Durnev walked down from the porch and, with obvious pleasure stepping several times on the charmingly bright yellow leaves, turned on his heel. Having done this, already completely indifferently he passed many other leaves and sat down in the new black car. The car started to purr and was off. The bird with the naked neck gravely broke away from the eaves and flew after the car, clearly not intending to lose sight of it.

* * *

The woman sitting on the lawn, whom Durnev in passing thought of as a repair person, followed the bird with a penetrating glance and muttered to herself under her breath, “I would like to know what Lifeless Griffin is doing here. The last time I met him was when they got the Titanic down into the water. Don’t remember what happened with the steamship there but for sure there was some trouble.”

She threw up her hand, on her middle finger was a sparkling ring, and she whispered quietly, “Sparkis frontis!

At the same moment, a green spark escaped from the ring and singed one of the bird’s wings. Losing feathers, Lifeless Griffin collapsed onto the asphalt like a rock, crowed something hoarsely and, taking off again, threw itself behind the nearest house.

The mysterious person blew on the glowing ring.

“I hate these living corpses. They cannot be killed a second time. Indeed better to deal simply with evil spirits,” she muttered.

Meanwhile, in the hatch, something came down with a terrible crash.
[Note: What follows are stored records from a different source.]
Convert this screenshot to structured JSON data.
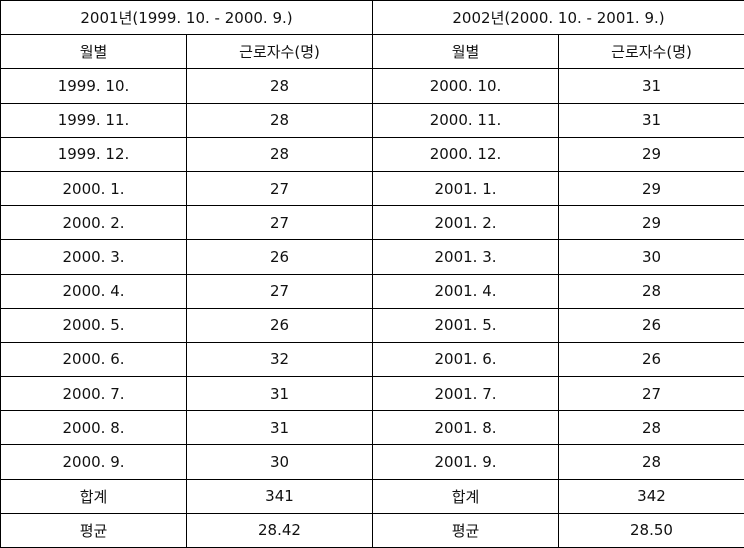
{
  "table": {
    "groups": [
      "2001년(1999. 10. - 2000. 9.)",
      "2002년(2000. 10. - 2001. 9.)"
    ],
    "columns": [
      "월별",
      "근로자수(명)",
      "월별",
      "근로자수(명)"
    ],
    "rows": [
      [
        "1999. 10.",
        "28",
        "2000. 10.",
        "31"
      ],
      [
        "1999. 11.",
        "28",
        "2000. 11.",
        "31"
      ],
      [
        "1999. 12.",
        "28",
        "2000. 12.",
        "29"
      ],
      [
        "2000. 1.",
        "27",
        "2001. 1.",
        "29"
      ],
      [
        "2000. 2.",
        "27",
        "2001. 2.",
        "29"
      ],
      [
        "2000. 3.",
        "26",
        "2001. 3.",
        "30"
      ],
      [
        "2000. 4.",
        "27",
        "2001. 4.",
        "28"
      ],
      [
        "2000. 5.",
        "26",
        "2001. 5.",
        "26"
      ],
      [
        "2000. 6.",
        "32",
        "2001. 6.",
        "26"
      ],
      [
        "2000. 7.",
        "31",
        "2001. 7.",
        "27"
      ],
      [
        "2000. 8.",
        "31",
        "2001. 8.",
        "28"
      ],
      [
        "2000. 9.",
        "30",
        "2001. 9.",
        "28"
      ],
      [
        "합계",
        "341",
        "합계",
        "342"
      ],
      [
        "평균",
        "28.42",
        "평균",
        "28.50"
      ]
    ]
  }
}
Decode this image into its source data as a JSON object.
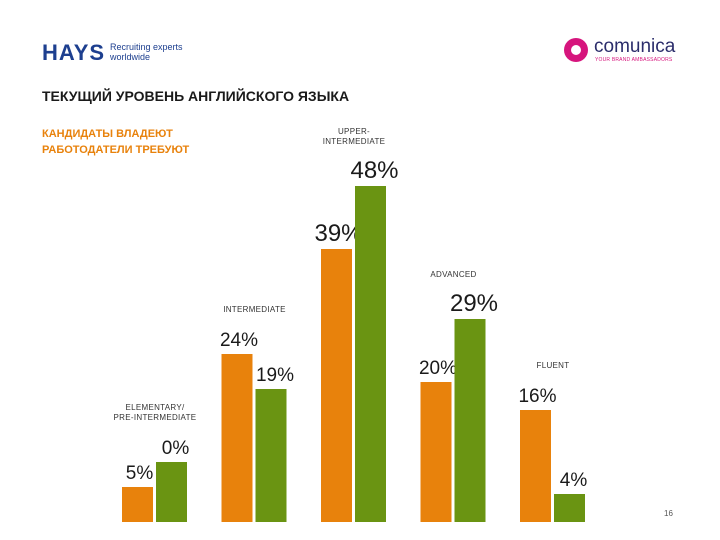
{
  "header": {
    "hays_logo": "HAYS",
    "hays_tagline_1": "Recruiting experts",
    "hays_tagline_2": "worldwide",
    "comunica_logo": "comunica",
    "comunica_tagline": "YOUR BRAND AMBASSADORS"
  },
  "slide": {
    "title": "ТЕКУЩИЙ УРОВЕНЬ АНГЛИЙСКОГО ЯЗЫКА",
    "page_number": "16"
  },
  "colors": {
    "orange": "#e8820c",
    "green": "#6a9412"
  },
  "chart_data": {
    "type": "bar",
    "title": "ТЕКУЩИЙ УРОВЕНЬ АНГЛИЙСКОГО ЯЗЫКА",
    "categories": [
      [
        "ELEMENTARY/",
        "PRE-INTERMEDIATE"
      ],
      [
        "INTERMEDIATE"
      ],
      [
        "UPPER-",
        "INTERMEDIATE"
      ],
      [
        "ADVANCED"
      ],
      [
        "FLUENT"
      ]
    ],
    "series": [
      {
        "name": "КАНДИДАТЫ ВЛАДЕЮТ",
        "color": "#e8820c",
        "values": [
          5,
          24,
          39,
          20,
          16
        ],
        "labels": [
          "5%",
          "24%",
          "39%",
          "20%",
          "16%"
        ]
      },
      {
        "name": "РАБОТОДАТЕЛИ ТРЕБУЮТ",
        "color": "#6a9412",
        "values": [
          0,
          19,
          48,
          29,
          4
        ],
        "labels": [
          "0%",
          "19%",
          "48%",
          "29%",
          "4%"
        ]
      }
    ],
    "ylim": [
      0,
      50
    ],
    "grid": false,
    "legend_position": "top-left"
  }
}
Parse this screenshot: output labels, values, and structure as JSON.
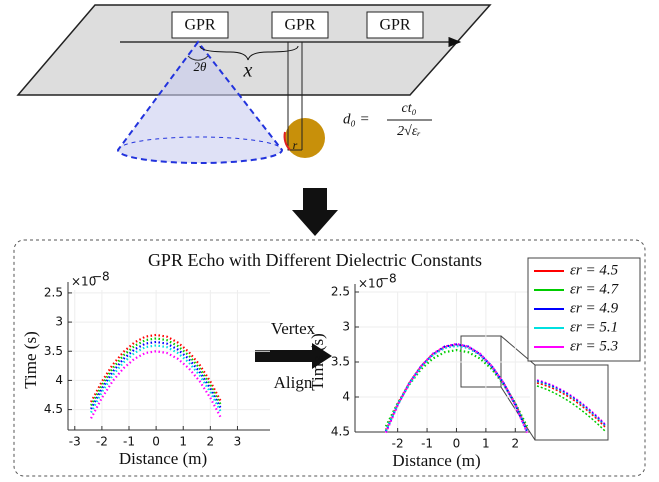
{
  "diagram": {
    "gpr_labels": [
      "GPR",
      "GPR",
      "GPR"
    ],
    "angle_label": "2θ",
    "x_label": "x",
    "r_label": "r",
    "formula": {
      "lhs": "d₀ =",
      "numerator": "ct₀",
      "denominator": "2√εᵣ"
    }
  },
  "panel_title": "GPR Echo with Different Dielectric Constants",
  "arrow_labels": [
    "Vertex",
    "Align"
  ],
  "chart_data": [
    {
      "type": "line",
      "line_style": "dotted",
      "x_label": "Distance (m)",
      "y_label": "Time (s)",
      "y_scale_label": {
        "base": "×10",
        "exponent": "−8"
      },
      "xlim": [
        -3.25,
        4.2
      ],
      "xticks": [
        -3,
        -2,
        -1,
        0,
        1,
        2,
        3
      ],
      "ylim": [
        2.45,
        4.85
      ],
      "yticks": [
        2.5,
        3,
        3.5,
        4,
        4.5
      ],
      "y_inverted": true,
      "grid": true,
      "x": [
        -2.4,
        -2,
        -1.6,
        -1.2,
        -0.8,
        -0.4,
        0,
        0.4,
        0.8,
        1.2,
        1.6,
        2,
        2.4
      ],
      "series": [
        {
          "color": "#ff0000",
          "values": [
            4.37,
            4.02,
            3.73,
            3.51,
            3.35,
            3.25,
            3.22,
            3.25,
            3.35,
            3.51,
            3.73,
            4.02,
            4.37
          ]
        },
        {
          "color": "#00cc00",
          "values": [
            4.43,
            4.08,
            3.79,
            3.57,
            3.41,
            3.31,
            3.28,
            3.31,
            3.41,
            3.57,
            3.79,
            4.08,
            4.43
          ]
        },
        {
          "color": "#0000ff",
          "values": [
            4.49,
            4.14,
            3.85,
            3.63,
            3.47,
            3.37,
            3.34,
            3.37,
            3.47,
            3.63,
            3.85,
            4.14,
            4.49
          ]
        },
        {
          "color": "#00e0e0",
          "values": [
            4.55,
            4.2,
            3.91,
            3.69,
            3.53,
            3.43,
            3.4,
            3.43,
            3.53,
            3.69,
            3.91,
            4.2,
            4.55
          ]
        },
        {
          "color": "#ff00ff",
          "values": [
            4.65,
            4.3,
            4.01,
            3.79,
            3.63,
            3.53,
            3.5,
            3.53,
            3.63,
            3.79,
            4.01,
            4.3,
            4.65
          ]
        }
      ]
    },
    {
      "type": "line",
      "line_style": "dotted",
      "x_label": "Distance (m)",
      "y_label": "Time (s)",
      "y_scale_label": {
        "base": "×10",
        "exponent": "−8"
      },
      "xlim": [
        -3.45,
        2.5
      ],
      "xticks": [
        -2,
        -1,
        0,
        1,
        2
      ],
      "ylim": [
        2.5,
        4.5
      ],
      "yticks": [
        2.5,
        3,
        3.5,
        4,
        4.5
      ],
      "y_inverted": true,
      "grid": true,
      "legend": "upper right",
      "x": [
        -2.4,
        -2,
        -1.6,
        -1.2,
        -0.8,
        -0.4,
        0,
        0.4,
        0.8,
        1.2,
        1.6,
        2,
        2.4
      ],
      "series": [
        {
          "name": "εr = 4.5",
          "color": "#ff0000",
          "values": [
            4.47,
            4.1,
            3.8,
            3.56,
            3.39,
            3.29,
            3.26,
            3.29,
            3.39,
            3.56,
            3.8,
            4.1,
            4.47
          ]
        },
        {
          "name": "εr = 4.7",
          "color": "#00cc00",
          "values": [
            4.42,
            4.09,
            3.82,
            3.6,
            3.45,
            3.36,
            3.33,
            3.36,
            3.45,
            3.6,
            3.82,
            4.09,
            4.42
          ]
        },
        {
          "name": "εr = 4.9",
          "color": "#0000ff",
          "values": [
            4.49,
            4.11,
            3.8,
            3.56,
            3.39,
            3.28,
            3.25,
            3.28,
            3.39,
            3.56,
            3.8,
            4.11,
            4.49
          ]
        },
        {
          "name": "εr = 5.1",
          "color": "#00e0e0",
          "values": [
            4.48,
            4.11,
            3.81,
            3.57,
            3.4,
            3.3,
            3.27,
            3.3,
            3.4,
            3.57,
            3.81,
            4.11,
            4.48
          ]
        },
        {
          "name": "εr = 5.3",
          "color": "#ff00ff",
          "values": [
            4.51,
            4.12,
            3.8,
            3.56,
            3.38,
            3.28,
            3.24,
            3.28,
            3.38,
            3.56,
            3.8,
            4.12,
            4.51
          ]
        }
      ]
    }
  ]
}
Water splashed.

“A-a-choo!” it was heard from the hatch so deafeningly that the cover even jumped up.

Having forgotten about the bird, the repair person – if, of course, this was a repair person – leaned anxiously over the hatch, “Professor, you will catch cold! I beg you, at least put on a scarf!”

“Medusa, don’t be ridiculous! A scarf won’t help divers!” a voice immediately responded.

But this did not calm the woman a bit.

“I swear by the Hair of The Ancient One, it’s really too much! Only imagine, the very academician of White magic, the head of the Tibidox School of Magic, Sardanapal Chernomorov is forced to remove the simplest spells of the evil spirits! Where, please permit me to ask, are our junior magicians, where are the assistants?” she asked, pressing her lips tightly.

The rumbling in the hatch stopped. To the surface rose a small rosy chubby person dressed in an orange overall, from which water was trickling down… No, please excuse me, not an overall but a robe. It could seem like an overall only to a not very keen observer and even then only at first glance. Precisely the same orange robe was also on his companion.

“A-a-choo! Medusa! All this, right, this nonsense, is not worthwhile to trouble anyone! A-a-choo! Without practice, in two years I would become a helpless office magician. Are there any among us lazy people who can even turn into a pig without the ring? To say nothing of the highest disciplines, such as theoretical magic, levitation, protection from hexes, or the production of talismans.”

Having cited this, in his opinion, deadly reason, the academician Sardanapal stood on tiptoes and cheerfully looked around. His right moustache was green and the left yellow. But the strangest thing was that the moustaches were never in a state of rest for a second. They either coiled like two live ropes, or were interlaced, or aimed to entwine the temples of the eyeglasses and pull them off from the chubby person’s nose. True, it was not so simple to do this, since the glasses were kept on clearly not so much by the temples, having come loose a long time ago, as by a special spell.